Why We Judge

Updated: Nov 4

Judgment is a normal, instinctual human behavior.


It’s necessary for our survival and a good thing when used correctly.


Our primitive brain’s job is to keep us alive.


One of the ways it does this is to avoid danger, and judgment helps us decipher danger.


For instance, we judge the safety of walking alone down a dark alley.


The truth is, circumstances and people can cause harm.


And we need to be able to judge potential danger.


But when the judgment becomes opinion based instead of fact-based, we have a problem.


We know it’s opinion based when the word should is somewhere in our thought.

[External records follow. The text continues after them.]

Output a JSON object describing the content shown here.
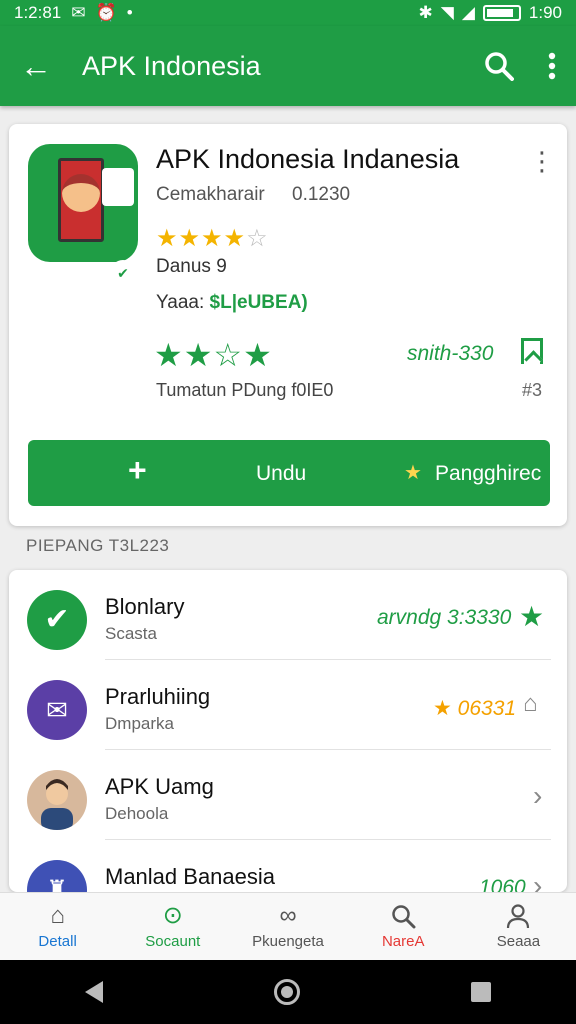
{
  "status_bar": {
    "time": "1:2:81",
    "clock": "1:90"
  },
  "app_bar": {
    "back_icon": "arrow-left-icon",
    "title": "APK Indonesia",
    "search_icon": "search-icon",
    "more_icon": "more-vert-icon"
  },
  "app_card": {
    "title": "APK Indonesia Indanesia",
    "developer": "Cemakharair",
    "version": "0.1230",
    "downloads": "Danus 9",
    "price_label": "Yaaa:",
    "price_value": "$L|eUBEA)",
    "rating_meta": "snith-330",
    "footnote": "Tumatun PDung f0IE0",
    "footnote_count": "#3",
    "install_label": "Undu",
    "wishlist_label": "Pangghirec",
    "stars_gold": 4,
    "stars_total": 5
  },
  "section": {
    "label": "PIEPANG T3L223"
  },
  "list": [
    {
      "name": "Blonlary",
      "sub": "Scasta",
      "meta": "arvndg 3:3330",
      "avatar_color": "#1f9d45",
      "avatar_icon": "checkmark-icon"
    },
    {
      "name": "Prarluhiing",
      "sub": "Dmparka",
      "meta": "★ 06331",
      "avatar_color": "#5b3fa6",
      "avatar_icon": "envelope-icon"
    },
    {
      "name": "APK Uamg",
      "sub": "Dehoola",
      "meta": "",
      "avatar_color": "#6d4c3d",
      "avatar_icon": "person-photo-icon"
    },
    {
      "name": "Manlad Banaesia",
      "sub": "",
      "meta": "1060",
      "avatar_color": "#3f51b5",
      "avatar_icon": "shirt-icon"
    }
  ],
  "bottom_nav": [
    {
      "label": "Detall",
      "icon": "home-icon",
      "color": "#1976d2"
    },
    {
      "label": "Socaunt",
      "icon": "target-icon",
      "color": "#1f9d45"
    },
    {
      "label": "Pkuengeta",
      "icon": "link-icon",
      "color": "#555555"
    },
    {
      "label": "NareA",
      "icon": "search-icon",
      "color": "#e53935"
    },
    {
      "label": "Seaaa",
      "icon": "person-icon",
      "color": "#555555"
    }
  ],
  "colors": {
    "primary": "#1f9d45",
    "star": "#f4b400"
  }
}
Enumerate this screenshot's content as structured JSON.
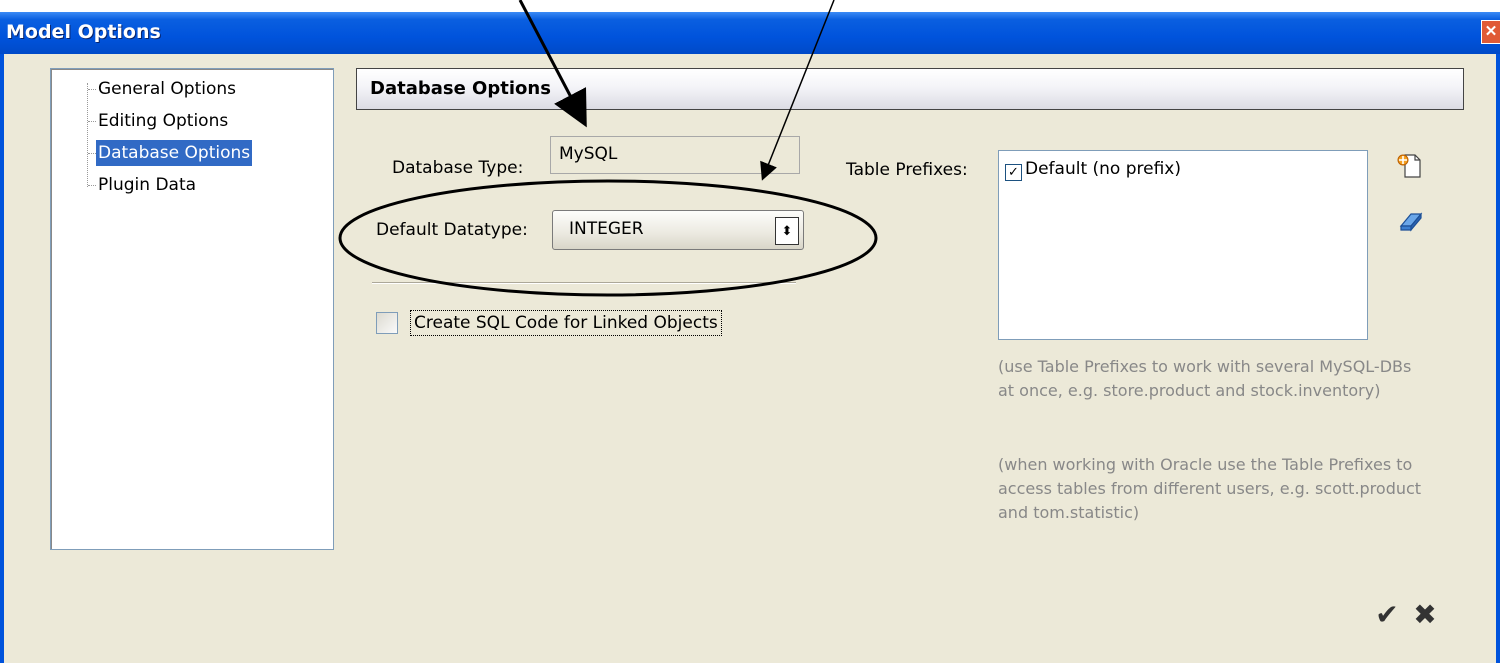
{
  "window": {
    "title": "Model Options",
    "close_glyph": "✕"
  },
  "tree": {
    "items": [
      {
        "label": "General Options"
      },
      {
        "label": "Editing Options"
      },
      {
        "label": "Database Options",
        "selected": true
      },
      {
        "label": "Plugin Data"
      }
    ]
  },
  "section": {
    "title": "Database Options"
  },
  "form": {
    "database_type_label": "Database Type:",
    "database_type_value": "MySQL",
    "default_datatype_label": "Default Datatype:",
    "default_datatype_value": "INTEGER",
    "linked_objects_label": "Create SQL Code for Linked Objects",
    "linked_objects_checked": false
  },
  "prefixes": {
    "label": "Table Prefixes:",
    "items": [
      {
        "label": "Default (no prefix)",
        "checked": true
      }
    ],
    "hint1": "(use Table Prefixes to work with several MySQL-DBs at once, e.g. store.product and stock.inventory)",
    "hint2": "(when working with Oracle use the Table Prefixes to access tables from different users, e.g. scott.product and tom.statistic)"
  },
  "actions": {
    "ok_glyph": "✔",
    "cancel_glyph": "✖"
  },
  "icons": {
    "add_prefix": "new-page-icon",
    "erase_prefix": "eraser-icon"
  },
  "colors": {
    "titlebar": "#0053dc",
    "selection": "#316ac5",
    "annotation": "#000000"
  }
}
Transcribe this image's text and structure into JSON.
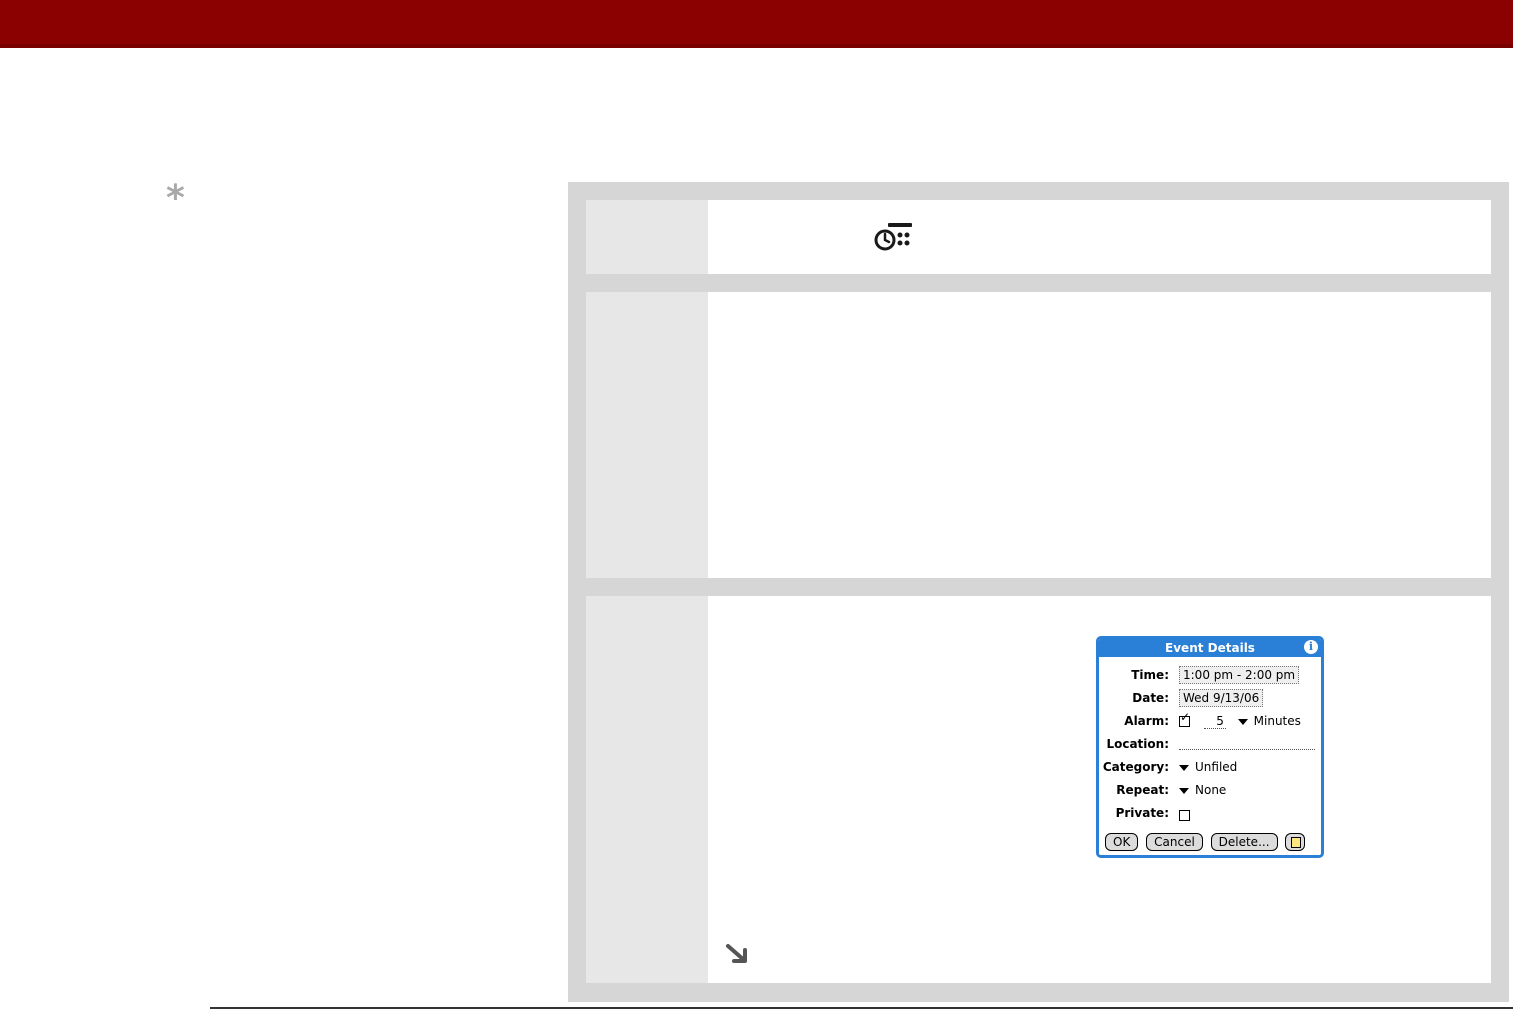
{
  "colors": {
    "header_bar": "#8b0000",
    "panel_bg": "#d6d6d6",
    "step_label_bg": "#e7e7e7",
    "dialog_accent": "#2a7fd6",
    "tip_icon": "#a9a9a9"
  },
  "icons": {
    "tip": "asterisk-icon",
    "step1": "clock-alarm-icon",
    "continued": "arrow-down-right-icon"
  },
  "tip": {
    "symbol": "*"
  },
  "dialog": {
    "title": "Event Details",
    "info_symbol": "i",
    "fields": {
      "time_label": "Time:",
      "time_value": "1:00 pm - 2:00 pm",
      "date_label": "Date:",
      "date_value": "Wed 9/13/06",
      "alarm_label": "Alarm:",
      "alarm_checked": true,
      "alarm_amount": "5",
      "alarm_unit": "Minutes",
      "location_label": "Location:",
      "location_value": "",
      "category_label": "Category:",
      "category_value": "Unfiled",
      "repeat_label": "Repeat:",
      "repeat_value": "None",
      "private_label": "Private:",
      "private_checked": false
    },
    "buttons": {
      "ok": "OK",
      "cancel": "Cancel",
      "delete": "Delete..."
    }
  }
}
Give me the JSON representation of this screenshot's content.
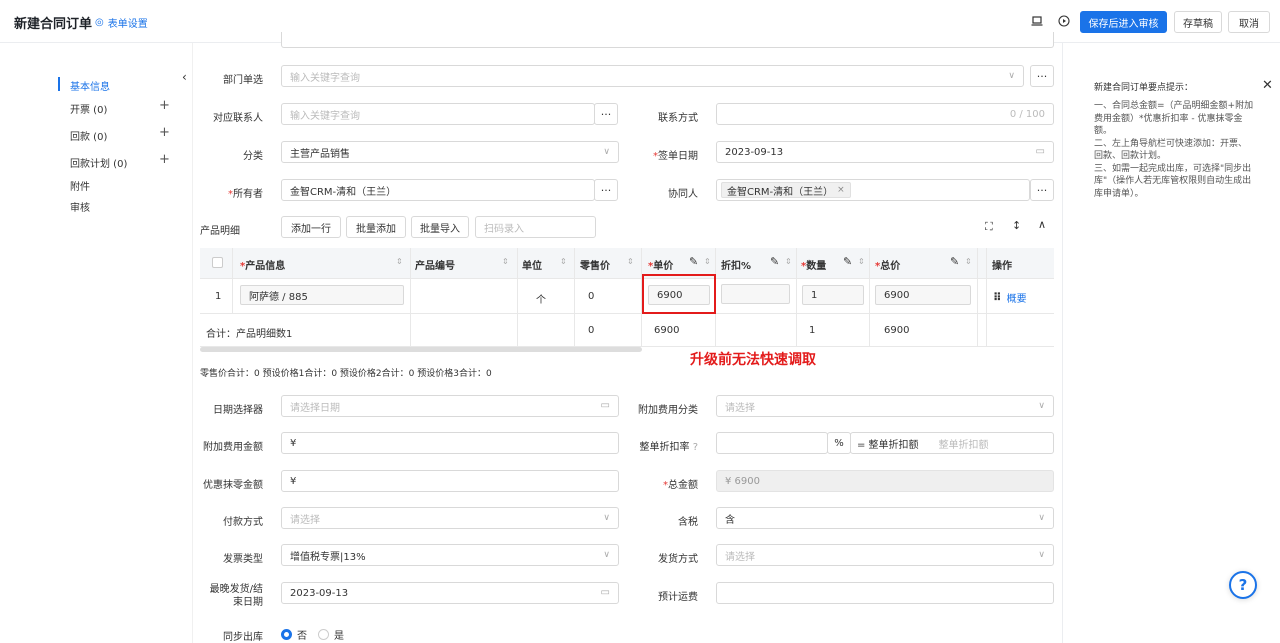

That’s when the judgment becomes dangerous to us.


Judgment is meant to help, not hinder us.


It helps when we judge danger. It hinders when we judge people.


Judging people creates disconnection and division with others and ourselves.


Unfortunately, our society is experiencing a lot of this lately.



So what can we do?


The first step is to not judge yourself for judging - it’s not your fault.

It’s just what brains do.


The second step is questioning your judgments with compassionate curiosity.

I wonder why I’m judging? Where am I sensing danger? And, is it actual danger?


The third step is understanding the one we are judging.

We can understand without agreeing.


Understanding leads to compassion, connection, and creativity.

Which can lead to solution-focused progress.


 

Yes, someone might genuinely be engaging in “bad” behavior.

But bad behavior tends to come from fear and pain.


Why answer “bad” behavior with more “bad” behavior?


Instead of thinking they should or shouldn’t,


Consider using compassionate curiosity.


I wonder why?


Imagine if someone did this for you.


Imagine a world where we could all do this for each other.